Евдокия кусала губы, чтоб не разреветься в голос, и вся дрожала, и цепь, сковавшая ей руки, глухо позвякивала.
— Теперь вон с женой своей поцелуйся. Я ее к тебе в цепи привез. А за что, про то она тебе сама расскажет. — Никита подтолкнул сына к жене.
Заплаканный Акинфий, ничего не понимая, обнял Евдокию.
Простор могучей реки открылся им внезапно. Тугие, пологие волны медленно катили вдаль. А на другом берегу, низком и песчаном, стеной стоял кедровый и сосновый лес, будто солдаты в строю. Задние телеги переселенцев еще подтягивались к перевозу, а мужики сгрудились на высоком берегу, крестились, сняв шапки.
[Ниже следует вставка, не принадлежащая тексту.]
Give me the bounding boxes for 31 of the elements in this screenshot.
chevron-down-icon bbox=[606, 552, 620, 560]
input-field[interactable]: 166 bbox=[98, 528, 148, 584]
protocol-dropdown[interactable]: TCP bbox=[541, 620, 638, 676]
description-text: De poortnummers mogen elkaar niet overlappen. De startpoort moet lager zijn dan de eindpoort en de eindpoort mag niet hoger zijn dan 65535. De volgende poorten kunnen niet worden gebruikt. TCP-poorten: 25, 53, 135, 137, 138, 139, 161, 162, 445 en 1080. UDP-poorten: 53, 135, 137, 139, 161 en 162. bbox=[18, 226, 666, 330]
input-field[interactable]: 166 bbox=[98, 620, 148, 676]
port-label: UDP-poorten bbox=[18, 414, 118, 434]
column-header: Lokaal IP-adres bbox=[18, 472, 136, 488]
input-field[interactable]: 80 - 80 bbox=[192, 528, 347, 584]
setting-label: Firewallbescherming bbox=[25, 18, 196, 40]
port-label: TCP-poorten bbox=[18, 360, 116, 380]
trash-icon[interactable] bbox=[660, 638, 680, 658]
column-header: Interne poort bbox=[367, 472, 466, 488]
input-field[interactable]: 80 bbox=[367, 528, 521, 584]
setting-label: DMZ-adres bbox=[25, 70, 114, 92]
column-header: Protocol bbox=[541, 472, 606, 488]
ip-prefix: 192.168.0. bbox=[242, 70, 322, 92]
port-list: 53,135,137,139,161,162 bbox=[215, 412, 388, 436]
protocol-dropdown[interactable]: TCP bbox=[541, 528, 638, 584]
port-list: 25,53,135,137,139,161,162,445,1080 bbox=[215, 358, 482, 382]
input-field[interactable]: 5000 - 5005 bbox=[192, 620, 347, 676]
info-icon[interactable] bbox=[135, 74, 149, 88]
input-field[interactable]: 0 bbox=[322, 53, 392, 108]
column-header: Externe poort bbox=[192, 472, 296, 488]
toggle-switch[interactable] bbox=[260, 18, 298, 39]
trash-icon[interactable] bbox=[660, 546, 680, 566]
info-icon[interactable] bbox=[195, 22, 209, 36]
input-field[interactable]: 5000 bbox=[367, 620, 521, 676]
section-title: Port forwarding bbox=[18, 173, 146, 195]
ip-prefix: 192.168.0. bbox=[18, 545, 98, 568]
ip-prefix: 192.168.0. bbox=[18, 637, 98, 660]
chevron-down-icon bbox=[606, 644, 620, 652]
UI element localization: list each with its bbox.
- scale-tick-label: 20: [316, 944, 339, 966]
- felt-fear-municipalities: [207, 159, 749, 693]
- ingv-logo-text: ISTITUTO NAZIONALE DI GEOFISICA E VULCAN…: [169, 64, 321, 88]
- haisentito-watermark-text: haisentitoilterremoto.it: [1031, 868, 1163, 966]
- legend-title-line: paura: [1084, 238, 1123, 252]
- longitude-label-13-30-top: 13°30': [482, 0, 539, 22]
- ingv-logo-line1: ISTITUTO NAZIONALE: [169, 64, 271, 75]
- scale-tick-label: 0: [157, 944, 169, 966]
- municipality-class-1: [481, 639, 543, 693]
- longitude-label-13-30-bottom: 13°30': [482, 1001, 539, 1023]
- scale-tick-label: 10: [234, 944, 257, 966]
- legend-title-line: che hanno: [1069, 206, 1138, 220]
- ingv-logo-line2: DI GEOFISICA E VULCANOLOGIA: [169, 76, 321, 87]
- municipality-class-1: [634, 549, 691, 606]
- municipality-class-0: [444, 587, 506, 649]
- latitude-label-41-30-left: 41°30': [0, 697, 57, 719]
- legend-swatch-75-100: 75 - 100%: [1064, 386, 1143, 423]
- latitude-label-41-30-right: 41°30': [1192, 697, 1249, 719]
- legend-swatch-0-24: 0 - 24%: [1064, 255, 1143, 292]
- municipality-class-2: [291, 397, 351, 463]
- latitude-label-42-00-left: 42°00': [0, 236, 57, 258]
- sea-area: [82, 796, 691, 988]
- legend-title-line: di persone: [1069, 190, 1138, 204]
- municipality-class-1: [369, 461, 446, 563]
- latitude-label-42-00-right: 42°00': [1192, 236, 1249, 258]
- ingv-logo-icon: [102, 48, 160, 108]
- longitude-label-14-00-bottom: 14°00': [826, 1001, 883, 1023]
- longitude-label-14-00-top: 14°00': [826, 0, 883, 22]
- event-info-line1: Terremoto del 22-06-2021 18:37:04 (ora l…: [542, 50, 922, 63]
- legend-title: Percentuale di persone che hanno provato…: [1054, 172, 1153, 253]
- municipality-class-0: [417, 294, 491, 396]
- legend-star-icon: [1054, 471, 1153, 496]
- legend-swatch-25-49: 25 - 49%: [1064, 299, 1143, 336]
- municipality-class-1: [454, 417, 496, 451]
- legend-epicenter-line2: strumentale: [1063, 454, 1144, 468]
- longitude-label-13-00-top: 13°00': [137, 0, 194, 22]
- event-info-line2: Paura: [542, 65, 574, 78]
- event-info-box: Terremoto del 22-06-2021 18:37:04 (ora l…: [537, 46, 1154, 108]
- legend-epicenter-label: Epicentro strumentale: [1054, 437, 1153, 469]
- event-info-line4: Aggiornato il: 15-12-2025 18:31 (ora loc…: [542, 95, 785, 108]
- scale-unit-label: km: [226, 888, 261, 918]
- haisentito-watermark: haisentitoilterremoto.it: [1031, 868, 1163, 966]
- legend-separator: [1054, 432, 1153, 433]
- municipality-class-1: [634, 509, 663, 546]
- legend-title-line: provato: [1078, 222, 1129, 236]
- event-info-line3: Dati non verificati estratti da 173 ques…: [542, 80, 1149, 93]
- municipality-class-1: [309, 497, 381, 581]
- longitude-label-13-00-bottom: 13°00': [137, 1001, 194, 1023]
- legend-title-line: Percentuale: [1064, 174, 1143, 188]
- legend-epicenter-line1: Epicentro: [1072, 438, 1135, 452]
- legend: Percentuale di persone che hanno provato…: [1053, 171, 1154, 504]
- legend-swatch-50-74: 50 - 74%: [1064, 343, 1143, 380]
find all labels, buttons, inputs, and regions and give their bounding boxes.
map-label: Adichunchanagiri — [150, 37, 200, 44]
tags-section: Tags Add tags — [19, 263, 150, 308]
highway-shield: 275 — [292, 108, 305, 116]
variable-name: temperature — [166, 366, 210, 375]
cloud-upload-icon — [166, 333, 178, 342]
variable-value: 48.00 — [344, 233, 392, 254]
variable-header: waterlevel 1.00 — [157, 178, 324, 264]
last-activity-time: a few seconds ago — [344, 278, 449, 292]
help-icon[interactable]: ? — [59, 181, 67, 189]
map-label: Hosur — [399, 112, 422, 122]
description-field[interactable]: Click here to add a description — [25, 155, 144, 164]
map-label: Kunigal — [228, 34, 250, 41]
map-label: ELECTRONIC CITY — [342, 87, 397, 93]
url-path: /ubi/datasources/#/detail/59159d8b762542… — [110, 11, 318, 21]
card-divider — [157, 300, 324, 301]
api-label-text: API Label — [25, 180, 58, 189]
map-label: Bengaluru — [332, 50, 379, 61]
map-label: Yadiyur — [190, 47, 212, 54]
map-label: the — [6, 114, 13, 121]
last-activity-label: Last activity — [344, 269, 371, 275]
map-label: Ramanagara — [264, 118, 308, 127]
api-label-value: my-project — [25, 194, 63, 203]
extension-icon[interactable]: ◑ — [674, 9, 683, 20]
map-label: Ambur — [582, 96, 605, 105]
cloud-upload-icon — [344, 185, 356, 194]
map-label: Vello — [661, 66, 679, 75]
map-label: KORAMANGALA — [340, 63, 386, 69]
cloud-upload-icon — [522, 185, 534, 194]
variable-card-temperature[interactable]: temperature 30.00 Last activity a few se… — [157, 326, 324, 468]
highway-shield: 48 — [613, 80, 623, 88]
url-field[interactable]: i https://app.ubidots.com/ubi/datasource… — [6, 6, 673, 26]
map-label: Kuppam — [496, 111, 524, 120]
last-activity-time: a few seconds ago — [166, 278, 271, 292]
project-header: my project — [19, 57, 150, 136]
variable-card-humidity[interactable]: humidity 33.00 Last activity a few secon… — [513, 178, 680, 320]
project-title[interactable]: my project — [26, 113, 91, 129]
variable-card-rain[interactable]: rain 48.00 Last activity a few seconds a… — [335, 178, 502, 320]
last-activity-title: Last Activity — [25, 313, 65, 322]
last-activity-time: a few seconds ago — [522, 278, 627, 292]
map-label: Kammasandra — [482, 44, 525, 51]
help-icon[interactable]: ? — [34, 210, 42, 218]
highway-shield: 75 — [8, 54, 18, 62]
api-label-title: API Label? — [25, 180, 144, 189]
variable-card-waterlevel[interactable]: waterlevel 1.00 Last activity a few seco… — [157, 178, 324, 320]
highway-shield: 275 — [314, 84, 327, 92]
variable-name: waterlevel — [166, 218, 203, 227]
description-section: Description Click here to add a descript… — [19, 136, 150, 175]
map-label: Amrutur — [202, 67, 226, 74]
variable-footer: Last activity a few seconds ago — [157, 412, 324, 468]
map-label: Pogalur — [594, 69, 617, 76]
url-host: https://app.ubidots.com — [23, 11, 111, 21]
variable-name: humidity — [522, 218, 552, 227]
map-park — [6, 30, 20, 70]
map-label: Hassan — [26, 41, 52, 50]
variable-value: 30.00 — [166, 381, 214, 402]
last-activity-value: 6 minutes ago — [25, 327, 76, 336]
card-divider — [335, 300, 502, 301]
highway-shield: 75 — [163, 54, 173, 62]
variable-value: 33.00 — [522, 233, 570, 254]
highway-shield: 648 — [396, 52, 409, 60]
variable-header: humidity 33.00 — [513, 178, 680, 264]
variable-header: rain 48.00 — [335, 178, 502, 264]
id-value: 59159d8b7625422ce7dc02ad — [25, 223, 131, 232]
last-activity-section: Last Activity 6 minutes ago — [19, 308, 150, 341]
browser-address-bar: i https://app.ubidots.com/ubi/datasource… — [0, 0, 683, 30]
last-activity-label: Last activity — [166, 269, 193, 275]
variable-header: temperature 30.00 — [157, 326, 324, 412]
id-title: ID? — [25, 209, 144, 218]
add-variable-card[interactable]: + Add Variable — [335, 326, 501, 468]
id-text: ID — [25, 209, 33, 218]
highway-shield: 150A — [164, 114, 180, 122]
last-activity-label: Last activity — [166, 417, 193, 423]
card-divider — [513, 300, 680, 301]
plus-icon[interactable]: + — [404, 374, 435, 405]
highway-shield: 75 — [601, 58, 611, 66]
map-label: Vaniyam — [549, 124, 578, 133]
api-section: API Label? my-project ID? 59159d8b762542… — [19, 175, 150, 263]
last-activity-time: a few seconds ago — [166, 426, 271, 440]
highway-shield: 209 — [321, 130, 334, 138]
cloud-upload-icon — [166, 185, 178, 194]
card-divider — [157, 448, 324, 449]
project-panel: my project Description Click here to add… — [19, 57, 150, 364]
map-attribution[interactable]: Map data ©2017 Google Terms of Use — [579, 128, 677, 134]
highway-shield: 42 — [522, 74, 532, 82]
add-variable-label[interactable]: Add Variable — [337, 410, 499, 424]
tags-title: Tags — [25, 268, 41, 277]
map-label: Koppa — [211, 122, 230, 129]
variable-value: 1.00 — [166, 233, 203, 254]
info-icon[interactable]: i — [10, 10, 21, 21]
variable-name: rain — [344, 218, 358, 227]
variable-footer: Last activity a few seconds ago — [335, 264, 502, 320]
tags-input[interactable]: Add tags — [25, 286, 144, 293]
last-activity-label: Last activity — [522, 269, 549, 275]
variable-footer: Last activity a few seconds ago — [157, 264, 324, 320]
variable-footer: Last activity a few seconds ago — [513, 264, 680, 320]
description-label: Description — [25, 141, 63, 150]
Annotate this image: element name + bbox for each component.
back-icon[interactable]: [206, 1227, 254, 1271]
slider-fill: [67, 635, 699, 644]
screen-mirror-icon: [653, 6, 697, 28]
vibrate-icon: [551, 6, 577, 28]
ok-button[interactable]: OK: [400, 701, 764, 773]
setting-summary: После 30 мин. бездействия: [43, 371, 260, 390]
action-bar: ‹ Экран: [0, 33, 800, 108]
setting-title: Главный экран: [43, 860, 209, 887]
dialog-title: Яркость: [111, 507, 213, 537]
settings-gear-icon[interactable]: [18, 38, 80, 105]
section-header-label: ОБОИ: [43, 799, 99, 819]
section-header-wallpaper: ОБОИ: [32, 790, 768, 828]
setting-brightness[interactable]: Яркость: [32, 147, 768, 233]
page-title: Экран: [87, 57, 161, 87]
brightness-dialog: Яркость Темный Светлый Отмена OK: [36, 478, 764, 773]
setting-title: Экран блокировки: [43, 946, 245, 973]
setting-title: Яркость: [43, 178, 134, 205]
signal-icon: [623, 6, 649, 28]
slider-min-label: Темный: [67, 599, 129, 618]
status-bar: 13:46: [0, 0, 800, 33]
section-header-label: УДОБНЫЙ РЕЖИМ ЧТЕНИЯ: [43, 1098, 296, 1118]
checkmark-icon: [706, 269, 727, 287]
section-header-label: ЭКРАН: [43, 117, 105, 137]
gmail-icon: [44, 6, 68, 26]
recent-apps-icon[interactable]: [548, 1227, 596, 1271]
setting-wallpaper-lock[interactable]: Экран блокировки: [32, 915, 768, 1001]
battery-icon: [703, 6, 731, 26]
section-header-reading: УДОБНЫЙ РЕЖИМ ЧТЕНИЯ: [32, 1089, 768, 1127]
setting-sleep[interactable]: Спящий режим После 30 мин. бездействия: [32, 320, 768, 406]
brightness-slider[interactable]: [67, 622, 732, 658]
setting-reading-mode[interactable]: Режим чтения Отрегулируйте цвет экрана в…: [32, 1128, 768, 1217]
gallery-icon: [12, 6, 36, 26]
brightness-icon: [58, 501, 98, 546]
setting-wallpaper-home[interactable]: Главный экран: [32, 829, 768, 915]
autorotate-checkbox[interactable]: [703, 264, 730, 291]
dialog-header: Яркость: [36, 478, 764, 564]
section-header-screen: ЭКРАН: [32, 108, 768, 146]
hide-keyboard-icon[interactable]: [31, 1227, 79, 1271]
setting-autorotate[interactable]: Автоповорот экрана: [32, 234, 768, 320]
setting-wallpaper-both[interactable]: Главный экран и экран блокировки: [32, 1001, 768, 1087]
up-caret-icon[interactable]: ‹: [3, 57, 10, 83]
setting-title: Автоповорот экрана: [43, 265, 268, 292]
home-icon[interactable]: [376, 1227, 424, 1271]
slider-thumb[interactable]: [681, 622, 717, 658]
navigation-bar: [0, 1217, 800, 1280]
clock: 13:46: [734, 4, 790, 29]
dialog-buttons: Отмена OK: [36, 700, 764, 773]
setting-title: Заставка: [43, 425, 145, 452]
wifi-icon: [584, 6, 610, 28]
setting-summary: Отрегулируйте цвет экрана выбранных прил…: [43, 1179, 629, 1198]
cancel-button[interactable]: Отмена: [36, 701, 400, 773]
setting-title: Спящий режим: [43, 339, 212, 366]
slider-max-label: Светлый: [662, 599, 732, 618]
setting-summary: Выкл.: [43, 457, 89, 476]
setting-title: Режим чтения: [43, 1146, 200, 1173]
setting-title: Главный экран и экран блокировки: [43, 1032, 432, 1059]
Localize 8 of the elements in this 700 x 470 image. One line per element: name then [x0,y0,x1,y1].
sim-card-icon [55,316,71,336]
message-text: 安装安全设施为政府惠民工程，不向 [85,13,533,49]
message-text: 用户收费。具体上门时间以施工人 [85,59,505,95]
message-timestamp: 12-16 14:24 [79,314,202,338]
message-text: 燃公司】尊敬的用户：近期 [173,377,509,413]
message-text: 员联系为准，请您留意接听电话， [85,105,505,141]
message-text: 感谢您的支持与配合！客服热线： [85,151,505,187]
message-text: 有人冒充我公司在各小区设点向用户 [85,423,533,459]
— За энтими лесами и Урал начинается.
— Дошли, слава тебе господи, не подохли.
Вечерело. Прямо у перевоза переселенцы разбили свои табор — затопили костры, готовили ужин, чинили телеги, сбруи, износившуюся одежду. Где-то, собравшись в кружок, протяжно и печально пели бабы.
Марья подбрасывала сучья в огонь, следила за большим казаном, подвешенным на жерди. Белоголовый старик, который спас ее от смерти, чинил истлевшую от пота п солнца рубаху. Плечистый парень Платон приволок охапку сучьев, свалил их у костра, сказал:
— Рыбаки сеть вытащили, рыбы — прорва! Ба-альшущие!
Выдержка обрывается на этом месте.